The textbook world is getting flat

Earlier this month I was able, thanks to the organizing efforts of a colleague, to participate in a phone call with Jeff Shelstad, one of the founders of Flat World Knowledge.  I wrote about Flat World some time ago, but I want to take the opportunity (before it fades in my mind) to describe their business in more detail, provide an update about their success and recommend their business model as a genuinely transformative opportunity for higher education.

Flat World Knowledge is essentially a publisher, founded in 2007 and currently focused on the market for “big” textbooks — the ones that cost students an arm and a leg and are issued in a new edition every other year to undercut second-hand resales.  Flat World, in contrast, is publishing their textbooks online, entirely open and free.  The books are licensed under a Creative Commons license.  Like other publishers, Flat World organizes peer-review for the books it publishes and provides copy editing and design services.  So two issues come to mind immediately — how do they make money, and what is in it for faculty who might write or adopt a Flat World textbook.  It is the answers to these questions that really make Flat World such an exciting venture.

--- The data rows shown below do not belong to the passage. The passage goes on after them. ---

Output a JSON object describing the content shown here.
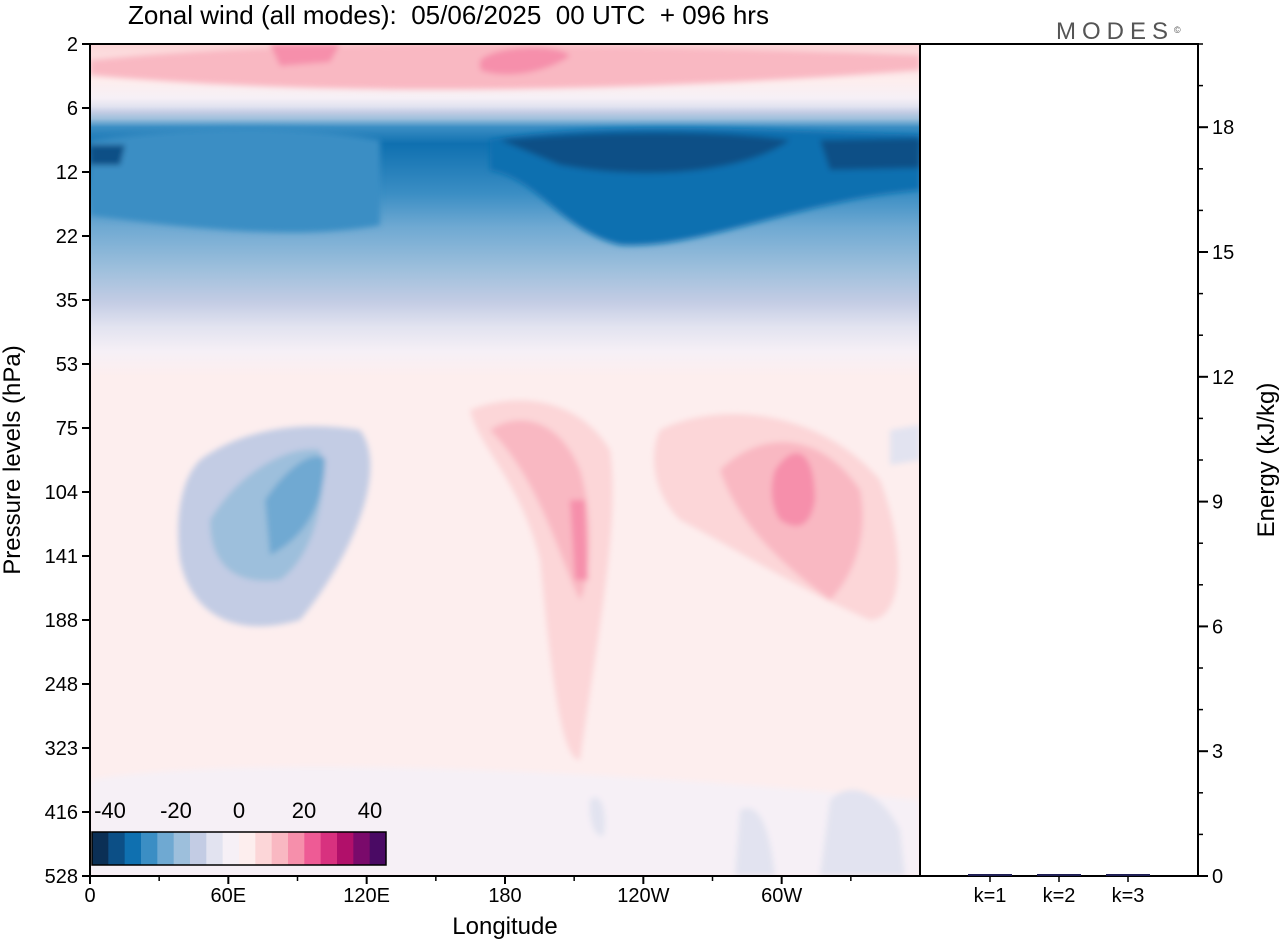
{
  "title": "Zonal wind (all modes):  05/06/2025  00 UTC  + 096 hrs",
  "brand": {
    "text": "MODES",
    "mark": "©"
  },
  "colorbar": {
    "labels": [
      "-40",
      "-20",
      "0",
      "20",
      "40"
    ],
    "colors": [
      "#0b2f55",
      "#0c4f86",
      "#0f70b0",
      "#3b8ec4",
      "#6fa9d2",
      "#9dbfdc",
      "#c3cce4",
      "#e2e3f0",
      "#f6f0f6",
      "#fdeeee",
      "#fcd6d8",
      "#f9b8c2",
      "#f68fab",
      "#ee5b95",
      "#d8317f",
      "#b1106a",
      "#7a0a6b",
      "#4a0a64"
    ]
  },
  "chart_data": [
    {
      "type": "heatmap",
      "title": "Zonal wind (all modes):  05/06/2025  00 UTC  + 096 hrs",
      "xlabel": "Longitude",
      "ylabel": "Pressure levels (hPa)",
      "x_ticks": [
        "0",
        "60E",
        "120E",
        "180",
        "120W",
        "60W"
      ],
      "y_ticks": [
        "2",
        "6",
        "12",
        "22",
        "35",
        "53",
        "75",
        "104",
        "141",
        "188",
        "248",
        "323",
        "416",
        "528"
      ],
      "color_scale": {
        "min": -40,
        "max": 40,
        "ticks": [
          "-40",
          "-20",
          "0",
          "20",
          "40"
        ]
      },
      "features": [
        {
          "level_band": "8-22 hPa",
          "lon_range": "0-360",
          "value": -25
        },
        {
          "level_band": "8-12 hPa",
          "lon_range": "180-120W",
          "value": -35
        },
        {
          "level_band": "2-4 hPa",
          "lon_range": "180-150W",
          "value": 20
        },
        {
          "level_band": "95-160 hPa",
          "lon_range": "75E-95E",
          "value": -20
        },
        {
          "level_band": "95-130 hPa",
          "lon_range": "75W-65W",
          "value": 20
        },
        {
          "level_band": "70-300 hPa",
          "lon_range": "165W-150W",
          "value": 15
        }
      ]
    },
    {
      "type": "bar",
      "categories": [
        "k=1",
        "k=2",
        "k=3"
      ],
      "values": [
        0.03,
        0.03,
        0.02
      ],
      "ylabel": "Energy (kJ/kg)",
      "ylim": [
        0,
        20
      ],
      "y_ticks": [
        "0",
        "3",
        "6",
        "9",
        "12",
        "15",
        "18"
      ]
    }
  ]
}
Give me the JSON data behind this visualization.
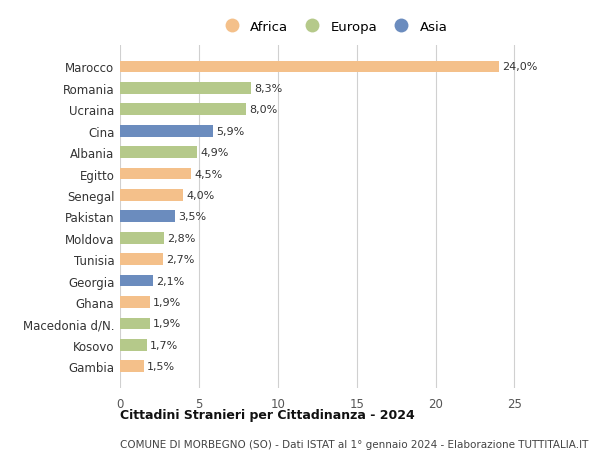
{
  "categories": [
    "Marocco",
    "Romania",
    "Ucraina",
    "Cina",
    "Albania",
    "Egitto",
    "Senegal",
    "Pakistan",
    "Moldova",
    "Tunisia",
    "Georgia",
    "Ghana",
    "Macedonia d/N.",
    "Kosovo",
    "Gambia"
  ],
  "values": [
    24.0,
    8.3,
    8.0,
    5.9,
    4.9,
    4.5,
    4.0,
    3.5,
    2.8,
    2.7,
    2.1,
    1.9,
    1.9,
    1.7,
    1.5
  ],
  "labels": [
    "24,0%",
    "8,3%",
    "8,0%",
    "5,9%",
    "4,9%",
    "4,5%",
    "4,0%",
    "3,5%",
    "2,8%",
    "2,7%",
    "2,1%",
    "1,9%",
    "1,9%",
    "1,7%",
    "1,5%"
  ],
  "continents": [
    "Africa",
    "Europa",
    "Europa",
    "Asia",
    "Europa",
    "Africa",
    "Africa",
    "Asia",
    "Europa",
    "Africa",
    "Asia",
    "Africa",
    "Europa",
    "Europa",
    "Africa"
  ],
  "colors": {
    "Africa": "#F4C08A",
    "Europa": "#B5C98A",
    "Asia": "#6B8CBE"
  },
  "legend_order": [
    "Africa",
    "Europa",
    "Asia"
  ],
  "title1": "Cittadini Stranieri per Cittadinanza - 2024",
  "title2": "COMUNE DI MORBEGNO (SO) - Dati ISTAT al 1° gennaio 2024 - Elaborazione TUTTITALIA.IT",
  "xlim": [
    0,
    27
  ],
  "xticks": [
    0,
    5,
    10,
    15,
    20,
    25
  ],
  "background_color": "#ffffff",
  "grid_color": "#d0d0d0",
  "bar_height": 0.55,
  "label_fontsize": 8.0,
  "ytick_fontsize": 8.5,
  "xtick_fontsize": 8.5,
  "legend_fontsize": 9.5,
  "title1_fontsize": 9.0,
  "title2_fontsize": 7.5
}
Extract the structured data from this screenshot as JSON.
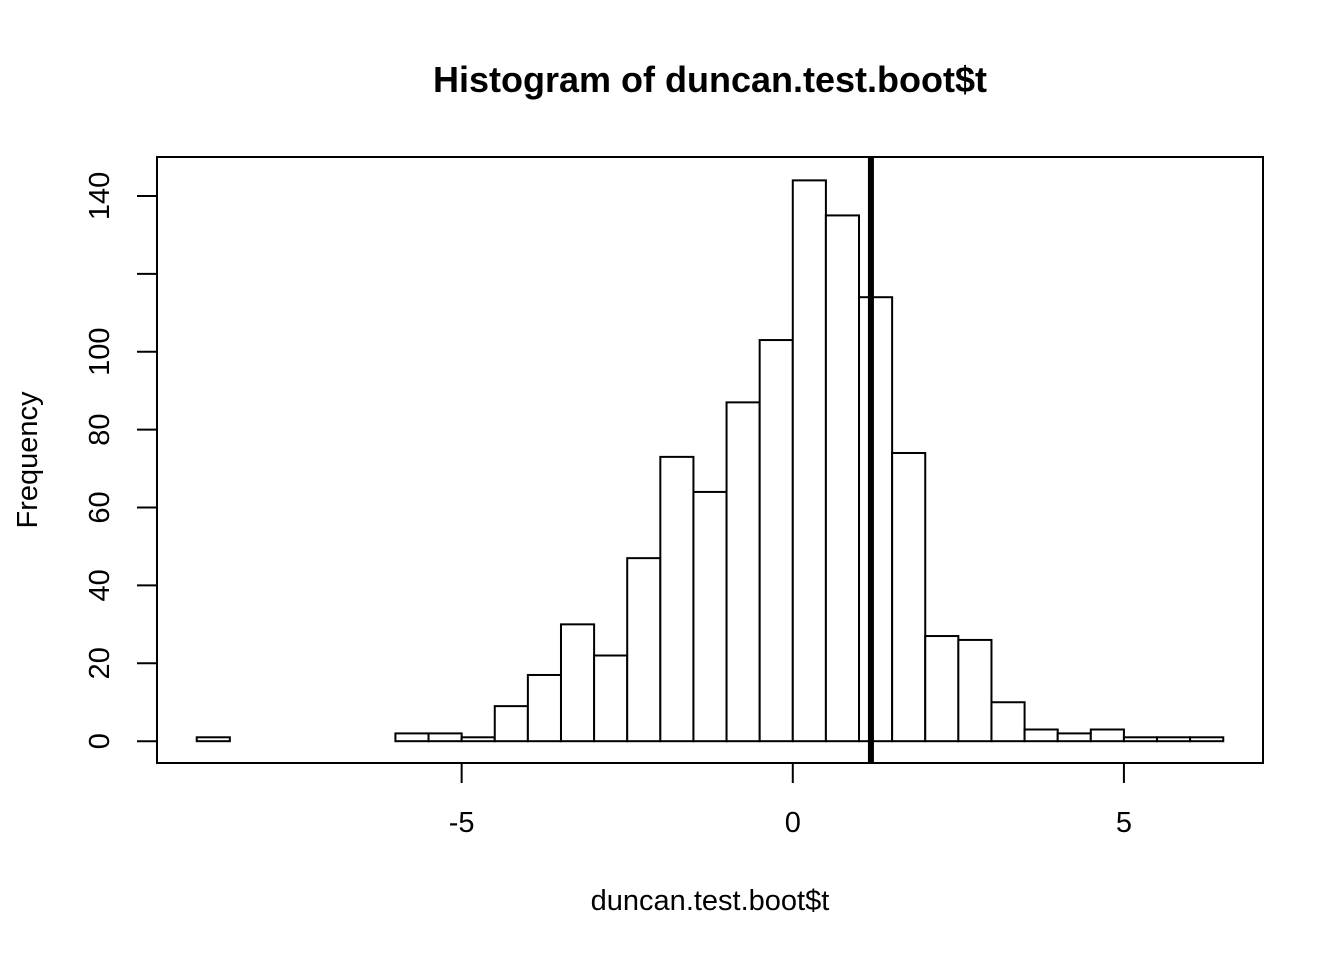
{
  "chart_data": {
    "type": "bar",
    "title": "Histogram of duncan.test.boot$t",
    "xlabel": "duncan.test.boot$t",
    "ylabel": "Frequency",
    "bin_width": 0.5,
    "bins_start": [
      -9,
      -8.5,
      -8,
      -7.5,
      -7,
      -6.5,
      -6,
      -5.5,
      -5,
      -4.5,
      -4,
      -3.5,
      -3,
      -2.5,
      -2,
      -1.5,
      -1,
      -0.5,
      0,
      0.5,
      1,
      1.5,
      2,
      2.5,
      3,
      3.5,
      4,
      4.5,
      5,
      5.5,
      6
    ],
    "values": [
      1,
      0,
      0,
      0,
      0,
      0,
      2,
      2,
      1,
      9,
      17,
      30,
      22,
      47,
      73,
      64,
      87,
      103,
      144,
      135,
      114,
      74,
      27,
      26,
      10,
      3,
      2,
      3,
      1,
      1,
      1
    ],
    "xlim": [
      -9.6,
      7.1
    ],
    "ylim": [
      -5.6,
      150
    ],
    "x_ticks": [
      -5,
      0,
      5
    ],
    "x_tick_labels": [
      "-5",
      "0",
      "5"
    ],
    "y_ticks": [
      0,
      20,
      40,
      60,
      80,
      100,
      120,
      140
    ],
    "y_tick_labels": [
      "0",
      "20",
      "40",
      "60",
      "80",
      "100",
      "",
      "140"
    ],
    "vline": 1.18,
    "grid": false,
    "bar_fill": "#ffffff",
    "stroke": "#000000"
  }
}
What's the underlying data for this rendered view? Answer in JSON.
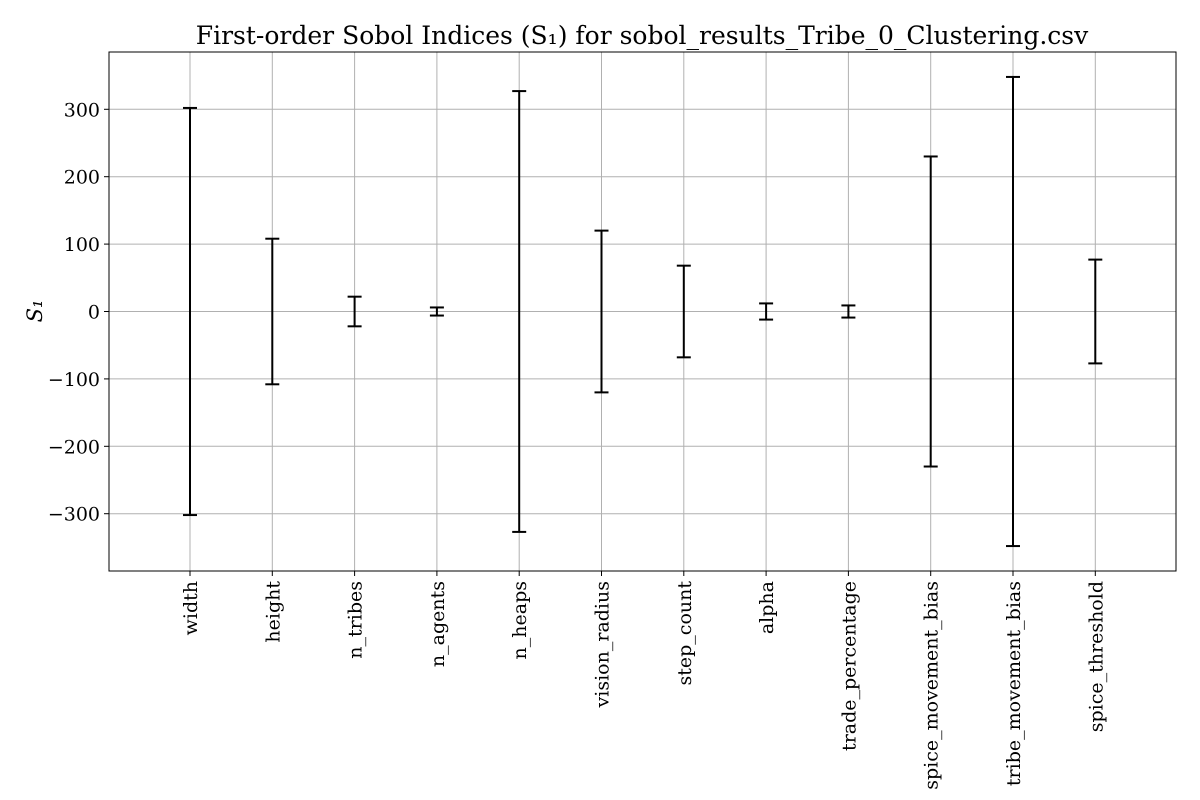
{
  "chart_data": {
    "type": "errorbar",
    "title": "First-order Sobol Indices (S₁) for sobol_results_Tribe_0_Clustering.csv",
    "xlabel": "",
    "ylabel": "S₁",
    "ylim": [
      -385,
      385
    ],
    "yticks": [
      300,
      200,
      100,
      0,
      -100,
      -200,
      -300
    ],
    "ytick_labels": [
      "300",
      "200",
      "100",
      "0",
      "−100",
      "−200",
      "−300"
    ],
    "grid": true,
    "categories": [
      "width",
      "height",
      "n_tribes",
      "n_agents",
      "n_heaps",
      "vision_radius",
      "step_count",
      "alpha",
      "trade_percentage",
      "spice_movement_bias",
      "tribe_movement_bias",
      "spice_threshold"
    ],
    "values": [
      0,
      0,
      0,
      0,
      0,
      0,
      0,
      0,
      0,
      0,
      0,
      0
    ],
    "errors": [
      302,
      108,
      22,
      6,
      327,
      120,
      68,
      12,
      9,
      230,
      348,
      77
    ]
  }
}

First, although students can get free access to their online textbooks (through course-specific URL; more about this in a minute), they also can buy the textbook in several different formats (print, audio and self-print PDF, according to the “How it works” page).  According to Mr. Shelstad, about 50% of students currently opt to purchase a book that has been adopted for their course (at 29.95 for a print-on-demand copy), and Flat World plans to increase that percentage as they add new or improved formats.  Shelstad mentioned formats for hand-held devices, for example, and it seems exciting to me just to know that a textbook publisher is thinking this way.

For faculty who publish textbooks with Flat World, there is an opportunity to earn royalties on every dollar that is spent on their book, as well as the chance to continually update and correct the text.  These authors have a level of continuing control over their work that is unprecedented in the print world.

A unique level of control is also the principal advantage that faculty who adopt a Flat World textbook gain, since they are able to adapt a book for the specific needs of a course they are teaching.  Currently, adopting faculty can move sections of a book around with up / down / delete controls and annotate any portion.   Tools to insert materials and to edit at the word level are in development.  Once a faculty member has adapted and adopted a specific textbook, that version is saved and a course specific URL is created so that students in the class will see exactly the book that has been created, in a collaborative way, for their use.

I was especially interested in how these two different control points — that of the author and that of the adopting instructor — might relate.  I was delighted to hear that the adapted version will be separate from the original, using this system of unique URLs, and that all changes in the adapted texts will be indicated.  This seems to me to be a very sensible way to preserve the integrity of the original authored work while still permitting adaptation for a particular need.

Flat World is showing signs of being a genuinely transformative model for higher education.  They currently have 11 textbooks in their catalog, with 10 more to be added in the coming months.  Even with that relatively modest catalog, there are already over 500 course adoptions and more than 40,000 students using Flat World books.  The staff at Flat World is working on new ways to adapt the books, such as pulling in images, PowerPoint, etc.  It was heartening to hear that one of the reasons roll-out of these features is slow is that Flat World does not want to compromise the high standard they have for design of their books too radically.

Overall this is an exciting model that helps us look forward to the genuinely new ways technology can facilitate classroom and online education.  Just after our phone conversation,  this new announcement came out about Flat World’s partnership with Bookshare that will make textbooks available to people with print disabilities, highlighting yet another possibility for this adaptive technology.

One thought on “The textbook world is getting flat”

  1. “Overall this is an exciting model that helps us look forward to the genuinely new ways technology can facilitate classroom and online education.” Yes, yes and yes! Thanks Kevin.